This question was suggested when trying to find an explicit example of a continuous function with compact support in $\mathbb{R}$ whose Fourier transform is not integrable. The existence of such a function was proved by an abstract argument in this MO question, but no explicit example was given. It is clear that such a function cannot be differentiable everywhere.
The functions $(1-x^2)^{\alpha}\_{+}$ for $0<\alpha<1$ look like reasonable candidates, since they have a singularity at $\xi=\pm1$ and converge as $\alpha\to0$ to the characteristic function of $[-1,1]$, whose Fourier transform is not integrable. However $\hat f_{\alpha}(\xi)=O(|\xi|^{-(1+\alpha)})$ as $|\xi|\to\infty$, and hence is integrable.

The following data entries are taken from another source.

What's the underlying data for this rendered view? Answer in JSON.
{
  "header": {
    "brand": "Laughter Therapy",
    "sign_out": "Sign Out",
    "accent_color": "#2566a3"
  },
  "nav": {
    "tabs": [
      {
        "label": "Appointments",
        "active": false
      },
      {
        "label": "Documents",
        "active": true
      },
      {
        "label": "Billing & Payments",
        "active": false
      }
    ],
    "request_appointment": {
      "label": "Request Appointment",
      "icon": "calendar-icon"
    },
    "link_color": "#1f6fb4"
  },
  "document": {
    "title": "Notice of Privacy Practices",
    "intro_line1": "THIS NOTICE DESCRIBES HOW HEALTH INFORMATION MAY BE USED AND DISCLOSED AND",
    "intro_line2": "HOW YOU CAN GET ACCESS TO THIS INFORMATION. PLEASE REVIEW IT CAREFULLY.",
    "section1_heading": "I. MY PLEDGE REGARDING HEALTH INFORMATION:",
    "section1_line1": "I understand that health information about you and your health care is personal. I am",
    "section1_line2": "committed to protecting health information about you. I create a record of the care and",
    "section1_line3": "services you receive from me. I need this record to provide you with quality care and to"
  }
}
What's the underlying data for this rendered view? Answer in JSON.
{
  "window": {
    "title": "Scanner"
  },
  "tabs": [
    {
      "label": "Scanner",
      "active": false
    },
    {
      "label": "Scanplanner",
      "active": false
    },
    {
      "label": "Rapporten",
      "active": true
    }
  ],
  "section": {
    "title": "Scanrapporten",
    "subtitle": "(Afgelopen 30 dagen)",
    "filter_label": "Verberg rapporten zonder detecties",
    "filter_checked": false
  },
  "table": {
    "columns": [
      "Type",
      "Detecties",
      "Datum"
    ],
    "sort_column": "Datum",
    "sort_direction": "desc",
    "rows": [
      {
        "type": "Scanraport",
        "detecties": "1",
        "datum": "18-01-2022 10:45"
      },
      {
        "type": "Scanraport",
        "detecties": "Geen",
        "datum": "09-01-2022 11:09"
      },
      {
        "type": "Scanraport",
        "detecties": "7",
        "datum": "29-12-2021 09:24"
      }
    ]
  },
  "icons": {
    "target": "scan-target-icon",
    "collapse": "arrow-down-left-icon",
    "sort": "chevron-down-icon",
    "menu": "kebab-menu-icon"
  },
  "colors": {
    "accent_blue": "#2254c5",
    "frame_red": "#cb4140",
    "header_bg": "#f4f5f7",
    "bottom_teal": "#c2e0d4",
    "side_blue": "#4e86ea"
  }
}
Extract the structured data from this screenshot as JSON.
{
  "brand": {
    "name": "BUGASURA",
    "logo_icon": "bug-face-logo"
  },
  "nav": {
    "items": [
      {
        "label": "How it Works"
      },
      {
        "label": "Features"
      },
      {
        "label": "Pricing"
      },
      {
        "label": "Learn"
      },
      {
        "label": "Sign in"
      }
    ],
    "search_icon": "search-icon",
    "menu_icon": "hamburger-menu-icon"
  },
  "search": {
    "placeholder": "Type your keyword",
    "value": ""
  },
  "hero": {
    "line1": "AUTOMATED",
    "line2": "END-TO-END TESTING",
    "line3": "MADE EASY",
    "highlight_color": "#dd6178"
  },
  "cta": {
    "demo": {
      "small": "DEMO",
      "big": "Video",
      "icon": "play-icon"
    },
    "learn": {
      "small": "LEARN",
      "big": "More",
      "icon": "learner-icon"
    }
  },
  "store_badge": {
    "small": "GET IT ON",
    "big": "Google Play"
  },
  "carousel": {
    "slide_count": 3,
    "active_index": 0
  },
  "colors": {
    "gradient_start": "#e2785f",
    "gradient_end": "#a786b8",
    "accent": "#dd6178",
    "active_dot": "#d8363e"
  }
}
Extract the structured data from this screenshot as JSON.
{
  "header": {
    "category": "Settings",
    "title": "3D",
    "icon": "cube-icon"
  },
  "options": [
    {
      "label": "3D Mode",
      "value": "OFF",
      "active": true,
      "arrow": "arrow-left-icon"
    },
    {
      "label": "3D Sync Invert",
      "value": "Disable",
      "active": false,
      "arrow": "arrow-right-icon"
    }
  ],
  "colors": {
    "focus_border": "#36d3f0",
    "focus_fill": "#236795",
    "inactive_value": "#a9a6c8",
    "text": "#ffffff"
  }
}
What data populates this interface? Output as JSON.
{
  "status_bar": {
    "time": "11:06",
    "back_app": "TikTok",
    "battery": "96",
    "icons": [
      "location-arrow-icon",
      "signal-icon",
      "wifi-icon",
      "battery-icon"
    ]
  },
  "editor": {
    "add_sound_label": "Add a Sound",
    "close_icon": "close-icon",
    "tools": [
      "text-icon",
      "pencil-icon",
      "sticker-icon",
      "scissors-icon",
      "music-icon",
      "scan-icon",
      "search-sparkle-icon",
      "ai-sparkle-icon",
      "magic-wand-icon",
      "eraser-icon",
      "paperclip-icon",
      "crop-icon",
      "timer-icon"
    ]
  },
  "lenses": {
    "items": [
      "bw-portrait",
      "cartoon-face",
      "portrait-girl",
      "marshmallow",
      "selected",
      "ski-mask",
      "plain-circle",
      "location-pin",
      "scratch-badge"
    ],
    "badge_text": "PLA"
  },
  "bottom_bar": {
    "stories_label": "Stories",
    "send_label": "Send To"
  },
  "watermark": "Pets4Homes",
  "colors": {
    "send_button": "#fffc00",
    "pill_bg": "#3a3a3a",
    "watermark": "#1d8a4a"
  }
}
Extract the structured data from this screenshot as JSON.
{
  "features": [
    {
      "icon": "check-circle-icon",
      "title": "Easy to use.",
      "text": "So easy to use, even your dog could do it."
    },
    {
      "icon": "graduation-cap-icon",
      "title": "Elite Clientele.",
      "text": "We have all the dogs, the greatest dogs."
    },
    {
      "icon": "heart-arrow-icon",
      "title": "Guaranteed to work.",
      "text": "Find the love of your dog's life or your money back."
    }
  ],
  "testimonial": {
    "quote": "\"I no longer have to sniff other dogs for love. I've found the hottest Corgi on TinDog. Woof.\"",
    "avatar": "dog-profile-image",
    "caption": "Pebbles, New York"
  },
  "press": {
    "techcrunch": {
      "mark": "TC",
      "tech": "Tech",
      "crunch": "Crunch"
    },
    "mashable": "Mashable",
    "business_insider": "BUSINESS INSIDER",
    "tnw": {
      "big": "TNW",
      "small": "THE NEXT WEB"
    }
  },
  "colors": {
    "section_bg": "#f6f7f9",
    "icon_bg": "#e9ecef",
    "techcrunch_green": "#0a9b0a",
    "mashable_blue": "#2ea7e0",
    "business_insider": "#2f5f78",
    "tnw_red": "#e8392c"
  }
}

For any $\alpha,\beta>0$, the function
$$g_{\alpha,\beta}(x)=(1-\beta\log(1-x^2))^{-\alpha}\hbox{ if }|x|<1,\quad 0 \hbox{ if } |x|\ge1$$
is more singular than any $f_{\alpha}$. So my questions are:
- Is $\hat g_{\alpha,\beta}$ is integrable?
- What is the asymptotic behaviour of $\hat g_{\alpha,\beta}$ at infinity?
I suspect, based on numerical calculations, that the answer to the first question is no, at least for sufficiently small $\alpha$ and $\beta$.
Best Answer
If one performs a smooth dyadic decomposition of $g_{\alpha,\beta}$ around the singularities $x = \pm 1$ (i.e. using smooth partitions of unity to decompose $g_{\alpha,\beta}$ into pieces that are localised in the region $1-|x| \sim 2^{-n}$ for $n \geq 0$), and then takes the Fourier transform of these pieces, one soon arrives at the conclusion that $\hat g_{\alpha,\beta}$ decays like $\frac{1}{|\xi| \log^\alpha |\xi|}$ (times something like $\sin \xi$) as $\xi \to \infty$ (and one can then back up this intuition with stationary phase, or use some localised form of the Plancherel theorem for an $L^2$ averaged result, which should be enough for the application at hand). So absolute integrability should fail for $\alpha \leq 1$.